Mapping the mining capability of Central Australia
In the Winter edition of Capability News, we brought you the story of an ambitious capability mapping project in the Northern Territory.
The project, known as the 5 Mines Project has commenced with ICN NT working to inform governments and RTOs what is coming so they can train people accordingly, track interstate investment, do business growth programs and prepare industry to survive the mining sector.
In the Central Australia and Barkly Region, there are five significant resource projects that received major project status from the NT Government.
ICN NT Central Australia Regional Manager Jennes Walker said these projects had an estimated capital expenditure of around $2.2B and potential for more than1000 jobs during construction and operational phases. They are all expected to begin construction in the next two to five years.
‘Given the potential economic impacts of these projects and the current economic climate within the Northern Territory, it is important that businesses and individuals have the appropriate skills, capabilities and knowledge to enable them to benefit from the opportunities associated with each of these projects,’ Jennes said.
‘To achieve maximum local content at a contractual, supplier and workforce level, both the project owners and supporting industries need to understand the likely work associated with each phase of the project. The knowledge will inform all stakeholders of capability and capacity of Central Australian enterprises and their ability to participate in projects.’

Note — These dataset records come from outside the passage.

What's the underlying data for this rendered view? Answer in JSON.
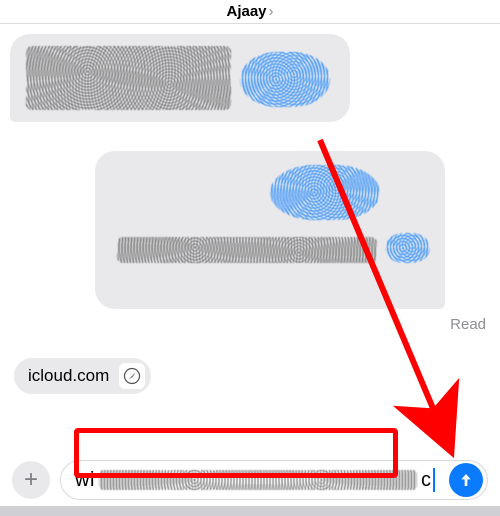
{
  "header": {
    "contact_name": "Ajaay"
  },
  "messages": {
    "read_receipt": "Read"
  },
  "suggestion": {
    "text": "icloud.com",
    "icon": "safari-icon"
  },
  "compose": {
    "plus_label": "+",
    "input_prefix": "wi",
    "input_suffix": "c"
  },
  "colors": {
    "accent": "#0a7aff",
    "bubble": "#e9e9eb",
    "annotation": "#ff0000"
  }
}
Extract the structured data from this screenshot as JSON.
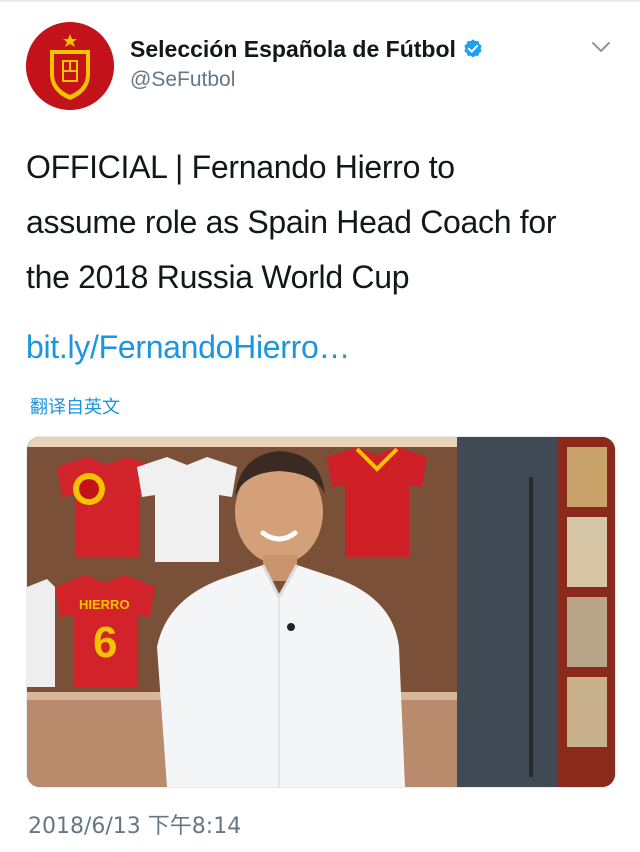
{
  "tweet": {
    "author": {
      "display_name": "Selección Española de Fútbol",
      "handle": "@SeFutbol",
      "verified": true,
      "avatar_icon": "rfef-crest-icon"
    },
    "menu_icon": "chevron-down-icon",
    "text_lines": [
      "OFFICIAL | Fernando Hierro to",
      "assume role as Spain Head Coach for",
      "the 2018 Russia World Cup"
    ],
    "link": "bit.ly/FernandoHierro…",
    "translate_label": "翻译自英文",
    "timestamp": "2018/6/13 下午8:14",
    "photo": {
      "jersey_name": "HIERRO",
      "jersey_number": "6"
    }
  },
  "colors": {
    "link_blue": "#1b95e0",
    "secondary_gray": "#657786",
    "text_dark": "#14171a",
    "avatar_red": "#c4121a",
    "verified_blue": "#1da1f2"
  }
}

The supply chain mapping work means speaking with mine owners and project teams to determine what might be required to build the mine. This gives ICN NT a good insight into what their supply chain looks like so they then map that to the local industry.
‘We can then conduct a gap analysis and a skill-based audit based on likely or proposed packages of work to understand what the opportunities are, what the capabilities are and thus identify the resulting industry shortfalls in order to provide advice,’ Jennes said.
‘This information will help form a series of recommendations to bridge the identified gaps. These may include commentary on the size of work packages in relation to local industry, commentary on potential of joint venture opportunities, training pathways, programs, indigenous engagement, skilling and social development opportunities.’
This project allows ICN NT and the Northern Territory and Federal governments to understand what capabilities are in the Territory. The governments will then have the evidence to encourage project owners to hire local for the smaller packages.
Meanwhile, the work ICN NT is doing goes beyond mapping current skills to identifying gaps at an industry level. This can then inform industry and governments, shape policy and divert funding streams to enhance those gaps.